Initially, the company installed about 368 thousand meters in the area of the city of Wrocław as part of the AMIPlus Smart City Wrocław project. The installed devices are supplied by two different manufacturers. The smart meters are fully interoperable, which means that they interact and communicate with each other in the power grid.
“Interoperability is a unique feature of the system because it allows devices from different manufacturers to operate in the network and communicate with each other. This is a rare feature, but a very desirable one, as it increases the competitiveness of tender procedures. It also ensures greater investment in security since we are not reliant on only one equipment supplier,” says Mariusz Jurczyk, director of intelligent metering at Tauron Dystrybucja Pomiary.
This year, the company decided to install meters from a third manufacturer Mitsubishi Electric, which debuts on the domestic and European market. It is a three-phase meter, compliant with the OSGP standard and associated PLC technology. Previously, the meter was tested for interoperability and compliance with the AMI specification. The specific procedure of verifying the meter for compliance with the OSGP standard is similar to the world of smartphones and platforms on which phones work.
“Our solution is more like the iOS platform and the rules prevailing in Apple’s App Store. To meet the standard, one has to undergo demanding testing procedures, and the same goes for all participating suppliers. As a result, we receive a meter that is compatible with the system and can be immediately included in operations, while maintaining high safety standards,” explains Mariusz Jurczyk.
Now, AMI meters from the new manufacturer are installed in the Tauron Distribution network, mainly for newly connected customers. Wrocław is a city that is dynamically developing and expanding. It is also one of the most active investment regions in the country for multi-family housing. This causes continuous demand for AMI meters, mainly in the three-phase system.
Last year, Tauron Dystrybucja was the first energy company in Poland to release a new functionality that allows remote activation of the wireless communication interface in an intelligent electricity meter. As a result, Tauron's customers are the first to observe the energy consumption of individual devices in homes or offices in real time. This is possible thanks to a new service called HAN Tauron AMIPlus.

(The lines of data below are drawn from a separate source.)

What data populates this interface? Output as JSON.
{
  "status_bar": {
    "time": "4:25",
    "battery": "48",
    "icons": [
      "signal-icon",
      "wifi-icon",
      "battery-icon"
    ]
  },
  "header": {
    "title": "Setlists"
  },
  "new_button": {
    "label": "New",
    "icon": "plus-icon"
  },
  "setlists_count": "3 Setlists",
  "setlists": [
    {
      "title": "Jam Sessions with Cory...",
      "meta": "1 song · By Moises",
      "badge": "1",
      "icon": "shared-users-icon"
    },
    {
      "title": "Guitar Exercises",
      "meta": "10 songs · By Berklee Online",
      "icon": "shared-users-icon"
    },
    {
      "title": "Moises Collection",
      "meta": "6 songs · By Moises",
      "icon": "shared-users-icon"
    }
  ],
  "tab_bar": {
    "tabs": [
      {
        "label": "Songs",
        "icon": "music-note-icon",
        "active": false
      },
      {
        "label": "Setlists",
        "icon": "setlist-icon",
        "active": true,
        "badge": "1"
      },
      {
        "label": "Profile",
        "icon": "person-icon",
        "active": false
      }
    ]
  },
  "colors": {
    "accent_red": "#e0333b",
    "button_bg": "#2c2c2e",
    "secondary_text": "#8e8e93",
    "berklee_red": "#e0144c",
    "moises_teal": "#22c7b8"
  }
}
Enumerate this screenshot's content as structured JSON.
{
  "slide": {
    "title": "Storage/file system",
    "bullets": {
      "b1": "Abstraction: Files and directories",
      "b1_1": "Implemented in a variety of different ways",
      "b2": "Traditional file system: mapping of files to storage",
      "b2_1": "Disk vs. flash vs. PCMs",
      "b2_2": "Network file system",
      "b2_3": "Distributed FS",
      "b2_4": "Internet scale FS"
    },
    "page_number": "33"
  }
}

Since 2015, within the Wrocław region, Tauron Dystrybucja has been implementing the AMIplus Smart City Wrocław project related to the installation of smart metering. AMIplus is a system that allows automatic processing, transmission and management of measurement data. It enables two-way communication between electricity meters and the Distribution System Operator, while giving the customer access to current information on electricity consumption. Communication is done via the OSGP - based PLC technology.